Verify whether data packets can be sent to P1 from Port P0

$ ip netns exec ns0 ping -c4 192.168.1.101PING 192.168.1.101 (192.168.1.101) 56(84) bytes of data.64 bytes from 192.168.1.101: icmp_req=1 ttl=64 time=0.027 ms64 bytes from 192.168.1.101: icmp_req=2 ttl=64 time=0.018 ms64 bytes from 192.168.1.101: icmp_req=3 ttl=64 time=0.023 ms64 bytes from 192.168.1.101: icmp_req=4 ttl=64 time=0.022 ms--- 192.168.1.101 ping statistics ---4 packets transmitted, 4 received, 0% packet loss, time 2998msrtt min/avg/max/mdev = 0.018/0.022/0.027/0.005 ms

On the ovs end, we can also see that the stream table rule has been synchronized to the local by ovs.

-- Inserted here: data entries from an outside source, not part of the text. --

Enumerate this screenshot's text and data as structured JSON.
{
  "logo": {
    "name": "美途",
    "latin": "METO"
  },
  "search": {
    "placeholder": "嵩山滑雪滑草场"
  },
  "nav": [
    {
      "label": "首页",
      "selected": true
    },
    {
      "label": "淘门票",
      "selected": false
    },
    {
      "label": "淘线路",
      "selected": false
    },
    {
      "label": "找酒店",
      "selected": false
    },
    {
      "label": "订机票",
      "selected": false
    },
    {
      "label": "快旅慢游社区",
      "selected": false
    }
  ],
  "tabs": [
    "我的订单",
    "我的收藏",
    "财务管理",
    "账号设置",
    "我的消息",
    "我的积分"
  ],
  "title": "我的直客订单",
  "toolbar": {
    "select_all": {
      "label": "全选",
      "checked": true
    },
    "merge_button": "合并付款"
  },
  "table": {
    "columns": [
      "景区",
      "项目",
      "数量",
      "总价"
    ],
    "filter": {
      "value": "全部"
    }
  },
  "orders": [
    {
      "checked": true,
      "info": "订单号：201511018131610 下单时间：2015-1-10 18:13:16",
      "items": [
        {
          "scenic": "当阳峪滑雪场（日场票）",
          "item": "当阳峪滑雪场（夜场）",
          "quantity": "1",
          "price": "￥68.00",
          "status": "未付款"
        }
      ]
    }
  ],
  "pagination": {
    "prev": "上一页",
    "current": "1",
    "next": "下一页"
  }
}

$ ovs-ofctl dump-flows ovs-switchNXST_FLOW reply (xid=0x4): cookie=0xa0000000000000, duration=335.122s, table=0, n_packets=347, n_bytes=28070,   idle_age=1, in_port=100 actions=FLOOD cookie=0xa0000000000000, duration=239.892s, table=0, n_packets=252, n_bytes=24080,   idle_age=0, in_port=101 actions=FLOOD

View the flow table rules on the vswitch through the floodlight restapi

curl http://9.181.137.182:8080/wm/staticflowentrypusher/list/00:00:0e:f9:05:6b:7c:44/json

Use floodlight restapi to delete flow table rules on a vswitch

curl http://9.181.137.182:8080/wm/staticflowentrypusher/clear/00:00:0e:f9:05:6b:7c:44/json

Back to Top

Summary

Through the introduction and experiment in this article, we have learned about the basic concepts of open vswitch and openflow, and modified the stream table items in open vswitch through the openflow protocol, finally, it demonstrates how to use floodlight to connect to open vswitch and manage it.